Step 2: Configure Plugin Parameters
Use the parameters panel to control the tag generation behavior:
Parameter | Description |
---|---|
Image Field | Dataset column that contains the image files |
Tag Confidence Threshold | Minimum confidence score for a tag to be included |
General Threshold | Optional threshold specifically for general (non-character) tags |
Character Threshold | Optional threshold specifically for character tags |
ONNX Model Variant | Choose between ConvNeXt or ViT variants of WD14 |
Batch Size | Number of images to process at once |
Image Resize | Resize shorter side of image before inference |
Caption Separator | Character(s) used to join multiple tags |
Max Dataloader Workers | Max number of workers to load images during tagging |
Step 3: Start the Job
Once your dataset is uploaded and parameters are configured, click the Queue
button to start captioning. You can monitor job progress in the Executions
tab.
When executed, the plugin will:
- Load your image dataset
- Run the selected WD14 model on each image
- Generate tags/captions based on your thresholds
- Save the results as a new dataset with two columns:
image
(original file path)caption
(generated tags)
Step 4: View the Output
After completion, you can view the new dataset inside the Datasets
tab under Generated Datasets
. The resulting dataset will contain the original images and a new column with generated captions.

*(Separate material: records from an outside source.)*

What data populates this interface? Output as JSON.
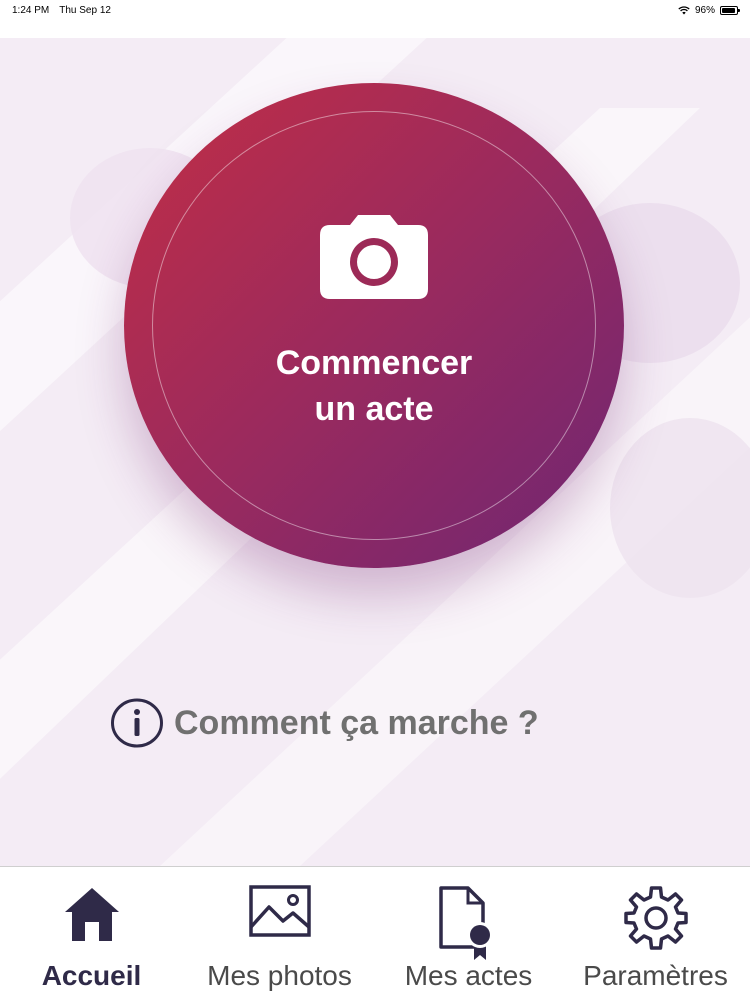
{
  "status_bar": {
    "time": "1:24 PM",
    "date": "Thu Sep 12",
    "wifi_icon": "wifi-icon",
    "battery_percent": "96%",
    "battery_level": 0.96
  },
  "home": {
    "start_button": {
      "icon": "camera-icon",
      "label": "Commencer\nun acte",
      "gradient": [
        "#c22e45",
        "#6e2673"
      ]
    },
    "how_it_works": {
      "icon": "info-icon",
      "label": "Comment ça marche ?"
    }
  },
  "tab_bar": {
    "active_color": "#2f2a48",
    "tabs": [
      {
        "label": "Accueil",
        "icon": "home-icon",
        "active": true
      },
      {
        "label": "Mes photos",
        "icon": "image-icon",
        "active": false
      },
      {
        "label": "Mes actes",
        "icon": "certified-document-icon",
        "active": false
      },
      {
        "label": "Paramètres",
        "icon": "gear-icon",
        "active": false
      }
    ]
  }
}
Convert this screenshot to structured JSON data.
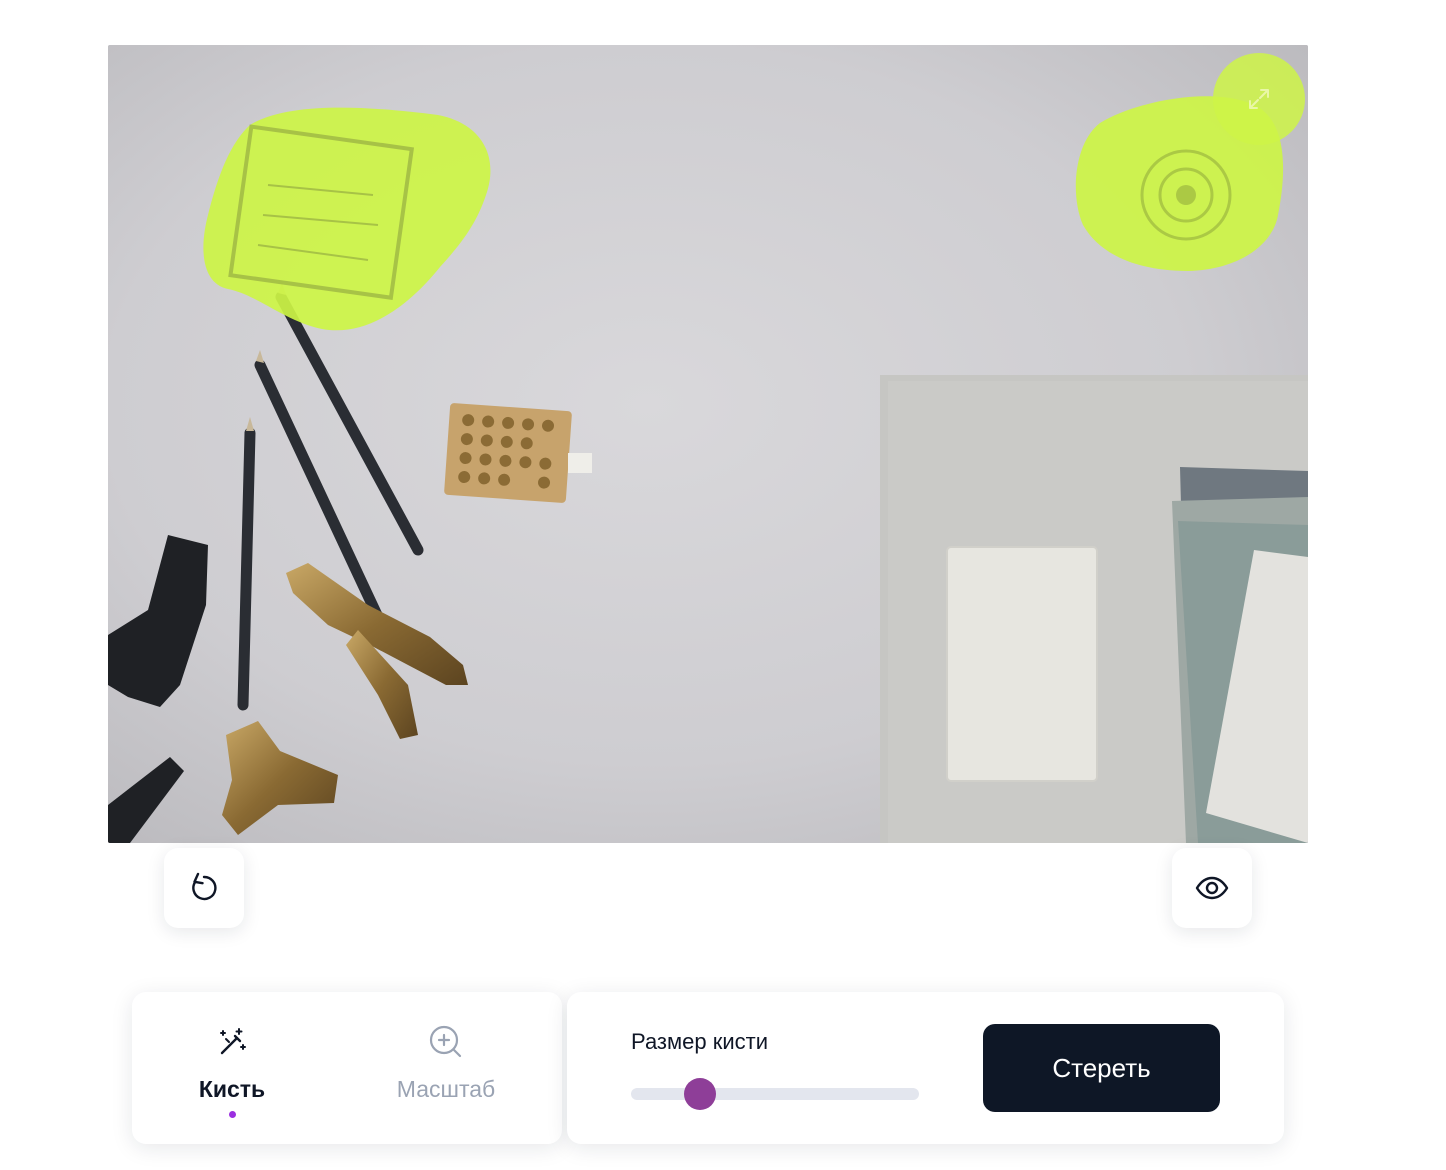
{
  "canvas": {
    "alt": "Рабочий стол с канцелярскими принадлежностями",
    "mask_color": "#cdf545"
  },
  "actions": {
    "undo_icon": "rotate-ccw-icon",
    "preview_icon": "eye-icon",
    "expand_icon": "expand-arrows-icon"
  },
  "tools": [
    {
      "label": "Кисть",
      "icon": "magic-wand-icon",
      "active": true
    },
    {
      "label": "Масштаб",
      "icon": "zoom-in-icon",
      "active": false
    }
  ],
  "brush": {
    "size_label": "Размер кисти",
    "value_fraction": 0.24
  },
  "erase_button": {
    "label": "Стереть"
  },
  "colors": {
    "accent": "#9b2fe0",
    "thumb": "#8e3e98",
    "button_dark": "#0e1726",
    "inactive_text": "#9aa3b3"
  }
}
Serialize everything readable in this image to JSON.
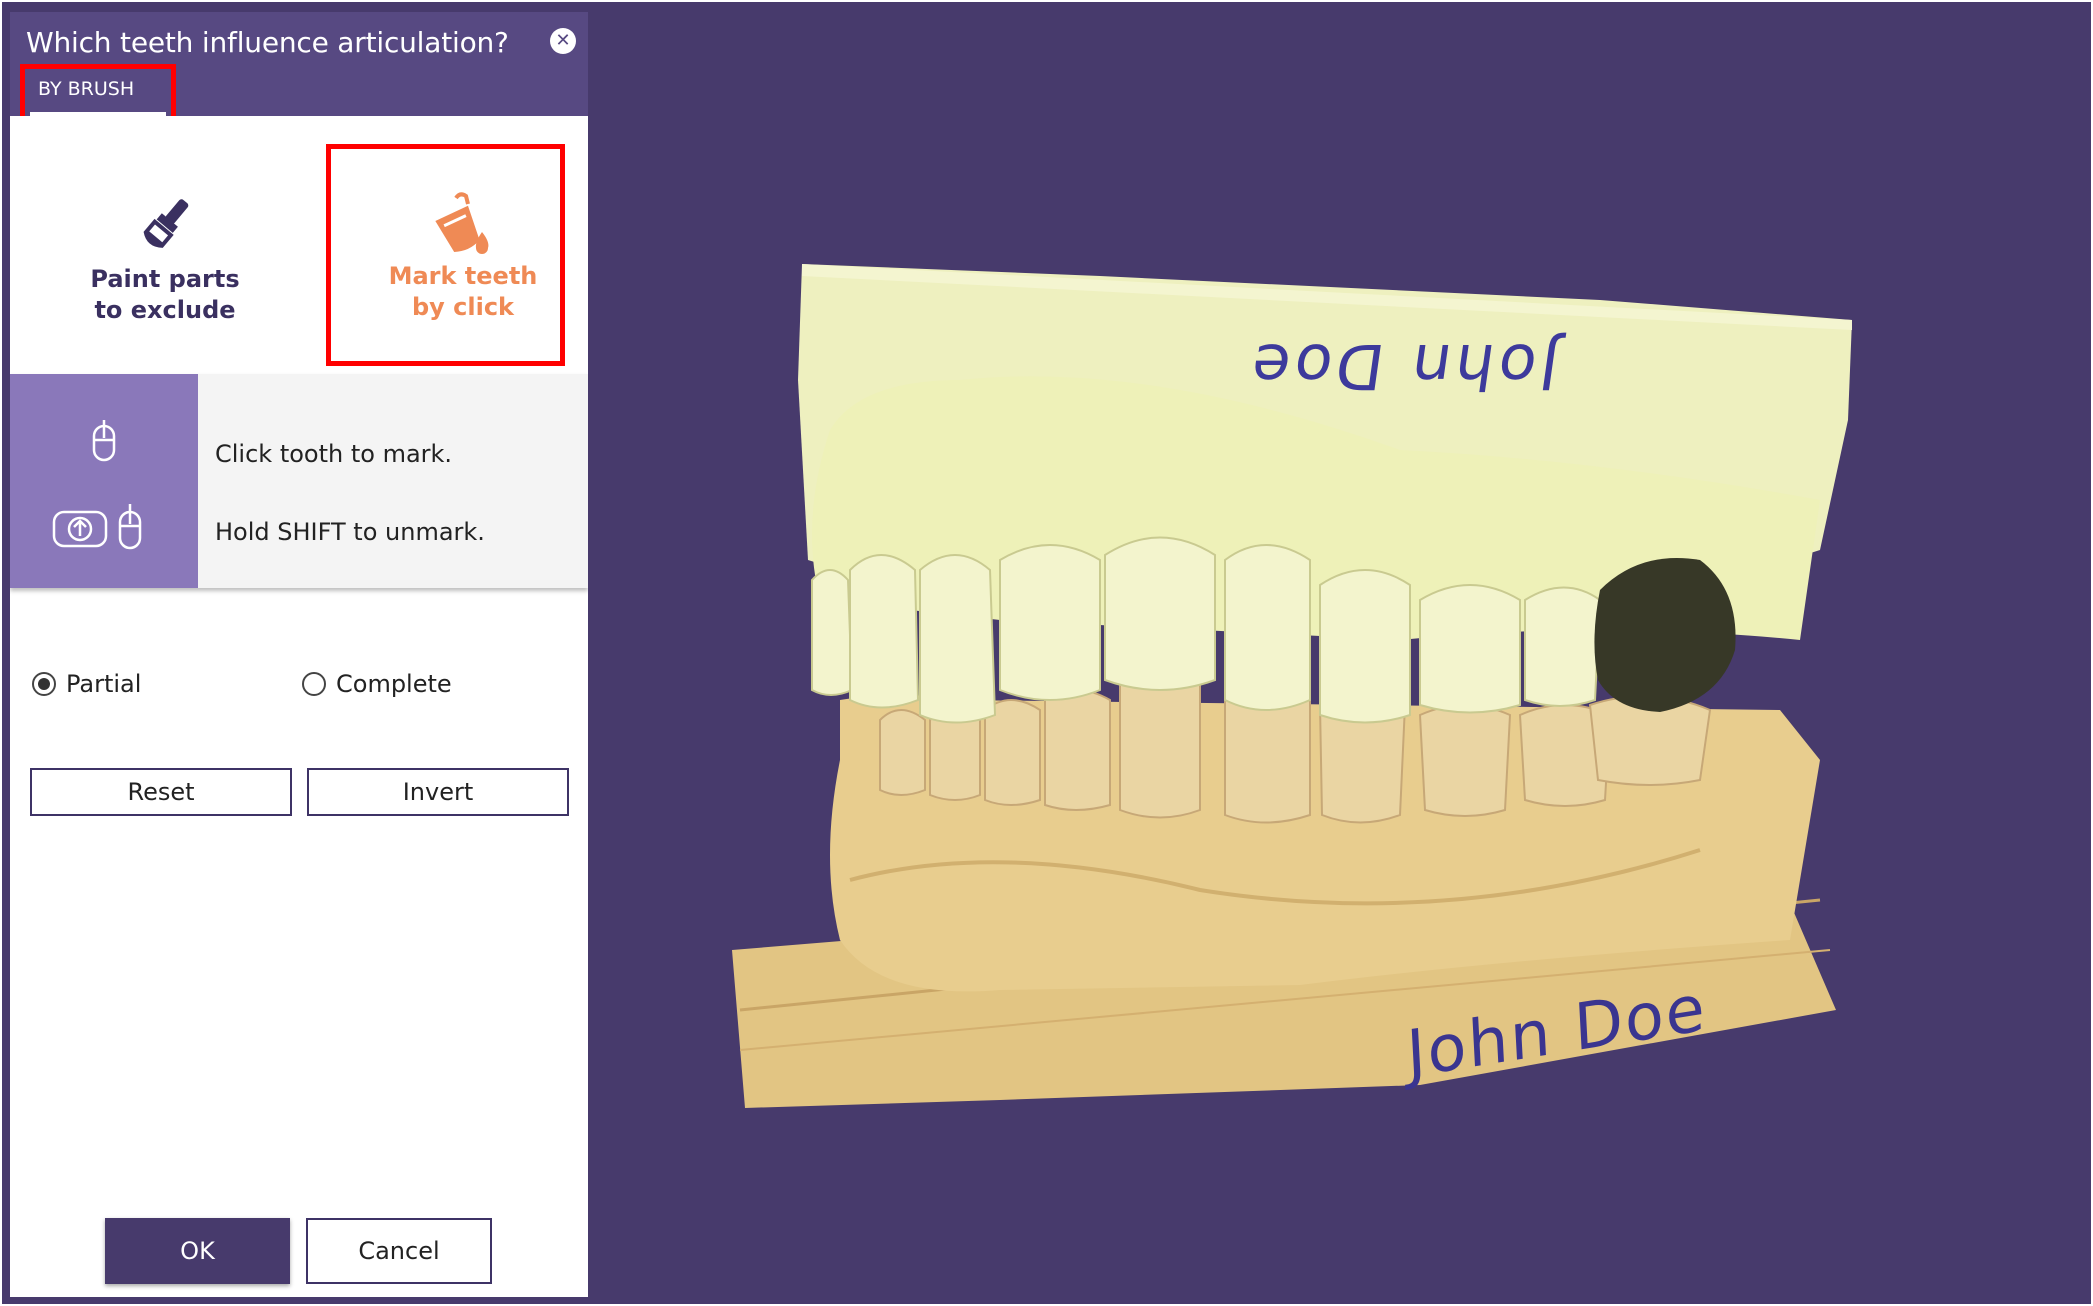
{
  "dialog": {
    "title": "Which teeth influence articulation?",
    "close_icon": "close-icon",
    "mode_tab": "BY BRUSH"
  },
  "tools": {
    "paint": {
      "label_line1": "Paint parts",
      "label_line2": "to exclude",
      "icon": "paint-brush-icon"
    },
    "mark": {
      "label_line1": "Mark teeth",
      "label_line2": "by click",
      "icon": "paint-bucket-icon",
      "color": "#ef8a55"
    }
  },
  "help": {
    "line1": "Click tooth to mark.",
    "line2": "Hold SHIFT to unmark.",
    "icons": [
      "mouse-icon",
      "shift-key-icon",
      "mouse-icon"
    ]
  },
  "options": {
    "selected": "Partial",
    "partial_label": "Partial",
    "complete_label": "Complete"
  },
  "buttons": {
    "reset": "Reset",
    "invert": "Invert",
    "ok": "OK",
    "cancel": "Cancel"
  },
  "scan": {
    "upper_label": "John Doe",
    "lower_label": "John Doe"
  },
  "colors": {
    "header": "#574982",
    "background": "#473a6c",
    "accent": "#ef8a55",
    "help_icon_bg": "#8a78ba",
    "highlight": "#ff0000"
  }
}
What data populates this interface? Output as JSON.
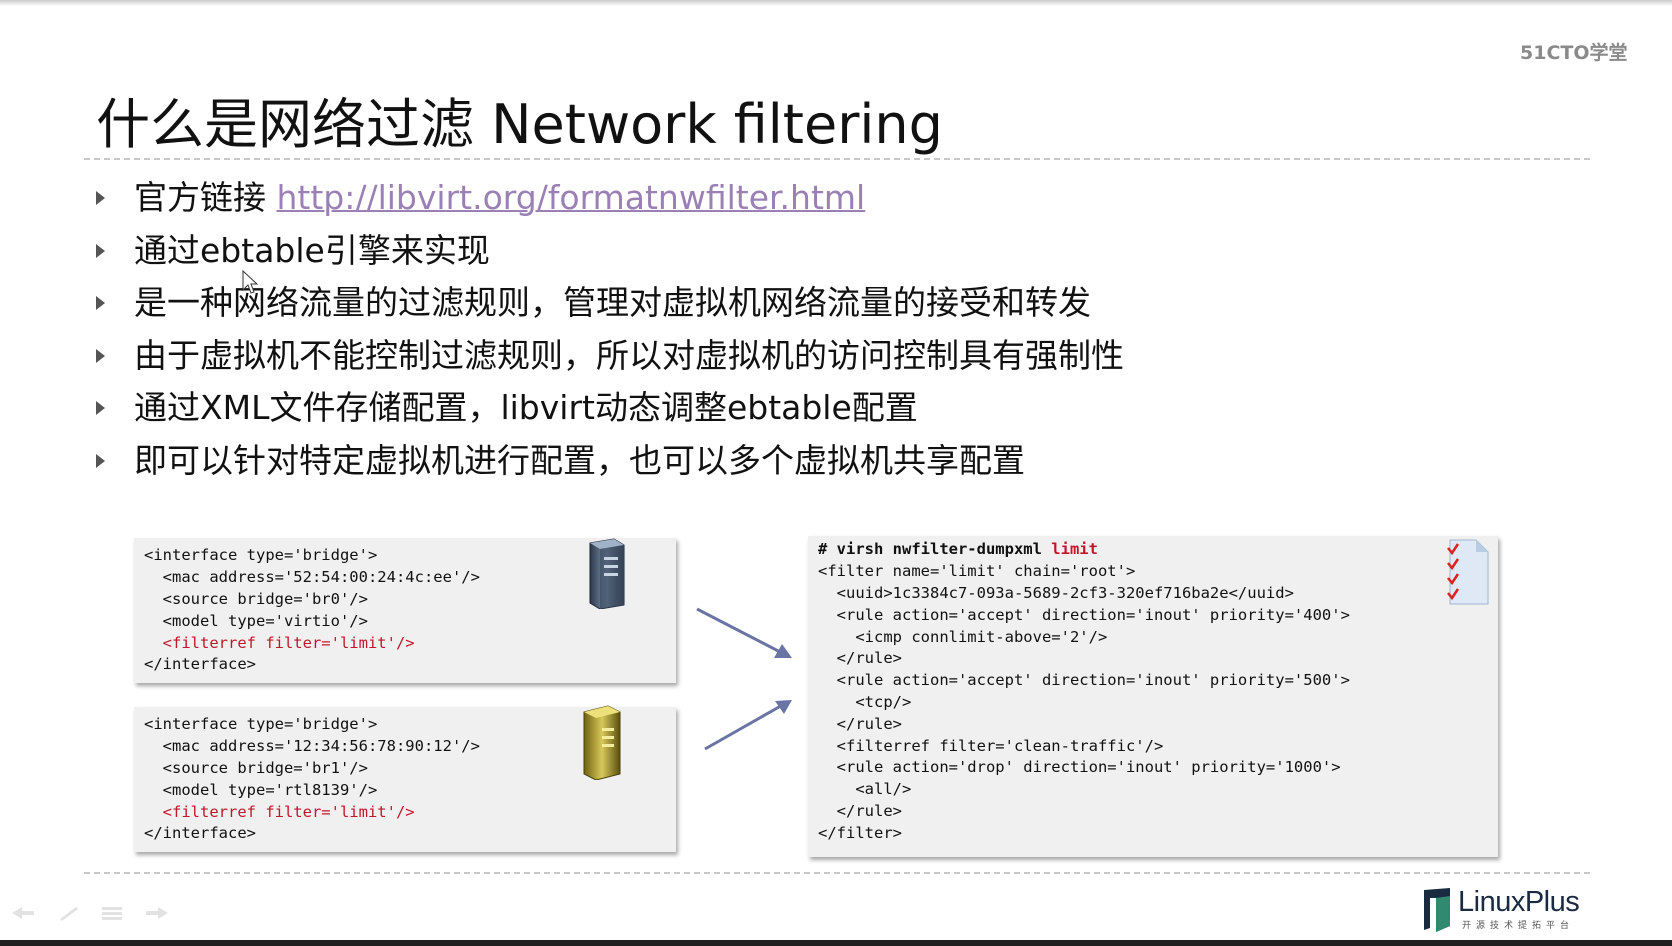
{
  "brand": "51CTO学堂",
  "title": "什么是网络过滤 Network filtering",
  "bullets": {
    "b1_prefix": "官方链接 ",
    "b1_link": "http://libvirt.org/formatnwfilter.html",
    "b2": "通过ebtable引擎来实现",
    "b3": "是一种网络流量的过滤规则，管理对虚拟机网络流量的接受和转发",
    "b4": "由于虚拟机不能控制过滤规则，所以对虚拟机的访问控制具有强制性",
    "b5": "通过XML文件存储配置，libvirt动态调整ebtable配置",
    "b6": "即可以针对特定虚拟机进行配置，也可以多个虚拟机共享配置"
  },
  "interface1": {
    "l1": "<interface type='bridge'>",
    "l2": "  <mac address='52:54:00:24:4c:ee'/>",
    "l3": "  <source bridge='br0'/>",
    "l4": "  <model type='virtio'/>",
    "l5": "  <filterref filter='limit'/>",
    "l6": "</interface>"
  },
  "interface2": {
    "l1": "<interface type='bridge'>",
    "l2": "  <mac address='12:34:56:78:90:12'/>",
    "l3": "  <source bridge='br1'/>",
    "l4": "  <model type='rtl8139'/>",
    "l5": "  <filterref filter='limit'/>",
    "l6": "</interface>"
  },
  "filter_xml": {
    "cmd": "# virsh nwfilter-dumpxml ",
    "cmd_arg": "limit",
    "l2": "<filter name='limit' chain='root'>",
    "l3": "  <uuid>1c3384c7-093a-5689-2cf3-320ef716ba2e</uuid>",
    "l4": "  <rule action='accept' direction='inout' priority='400'>",
    "l5": "    <icmp connlimit-above='2'/>",
    "l6": "  </rule>",
    "l7": "  <rule action='accept' direction='inout' priority='500'>",
    "l8": "    <tcp/>",
    "l9": "  </rule>",
    "l10": "  <filterref filter='clean-traffic'/>",
    "l11": "  <rule action='drop' direction='inout' priority='1000'>",
    "l12": "    <all/>",
    "l13": "  </rule>",
    "l14": "</filter>"
  },
  "logo": {
    "text": "LinuxPlus",
    "sub": "开源技术提拓平台"
  },
  "colors": {
    "link": "#9a80b4",
    "code_red": "#c0182a",
    "code_bg": "#f0f0f0"
  },
  "icons": [
    "server-tower-icon",
    "server-tower-gold-icon",
    "arrow-right-down-icon",
    "arrow-right-up-icon",
    "checklist-document-icon",
    "linuxplus-logo-icon",
    "previous-slide-icon",
    "pen-icon",
    "menu-icon",
    "next-slide-icon"
  ]
}
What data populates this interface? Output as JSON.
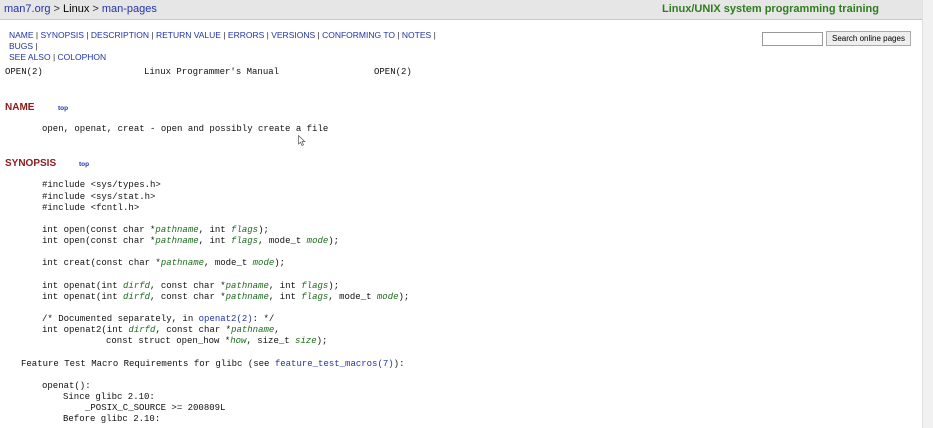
{
  "topbar": {
    "crumb_site": "man7.org",
    "crumb_sep1": " > ",
    "crumb_linux": "Linux",
    "crumb_sep2": " > ",
    "crumb_manpages": "man-pages",
    "training_link": "Linux/UNIX system programming training"
  },
  "nav": {
    "links": [
      "NAME",
      "SYNOPSIS",
      "DESCRIPTION",
      "RETURN VALUE",
      "ERRORS",
      "VERSIONS",
      "CONFORMING TO",
      "NOTES",
      "BUGS",
      "SEE ALSO",
      "COLOPHON"
    ]
  },
  "search": {
    "value": "",
    "button_label": "Search online pages"
  },
  "header": {
    "left": "OPEN(2)",
    "center": "Linux Programmer's Manual",
    "right": "OPEN(2)"
  },
  "sections": {
    "name_title": "NAME",
    "synopsis_title": "SYNOPSIS",
    "top_label": "top"
  },
  "name_text": "open, openat, creat - open and possibly create a file",
  "synopsis": {
    "inc1": "#include <sys/types.h>",
    "inc2": "#include <sys/stat.h>",
    "inc3": "#include <fcntl.h>",
    "comment_pre": "/* Documented separately, in ",
    "comment_link": "openat2(2)",
    "comment_post": ": */",
    "ftm_pre": "Feature Test Macro Requirements for glibc (see ",
    "ftm_link": "feature_test_macros(7)",
    "ftm_post": "):",
    "openat_label": "openat():",
    "since": "Since glibc 2.10:",
    "posix": "_POSIX_C_SOURCE >= 200809L",
    "before": "Before glibc 2.10:"
  }
}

You can also edit the captions and create a new dataset for downstream tasks like training, search, or labeling.
Output Example
image | caption |
---|---|
pokemon_1.png | solo, simple_background, white_background, full_body, black_eyes, pokemon_(creature), no_humans, animal_focus |
pokemon_2.jpg | solo, smile, open_mouth, simple_background, red_eyes, white_background, standing, full_body, pokemon_(creature), no_humans, fangs, bright_pupils, claws, white_pupils, bulbasaur |
Model Variants
wd-v1-4-convnext-tagger-v2.onnx
: More accurate, but largerwd-v1-4-vit-tagger-v2.onnx
: Lightweight alternative
These models will be automatically downloaded and cached if not already present.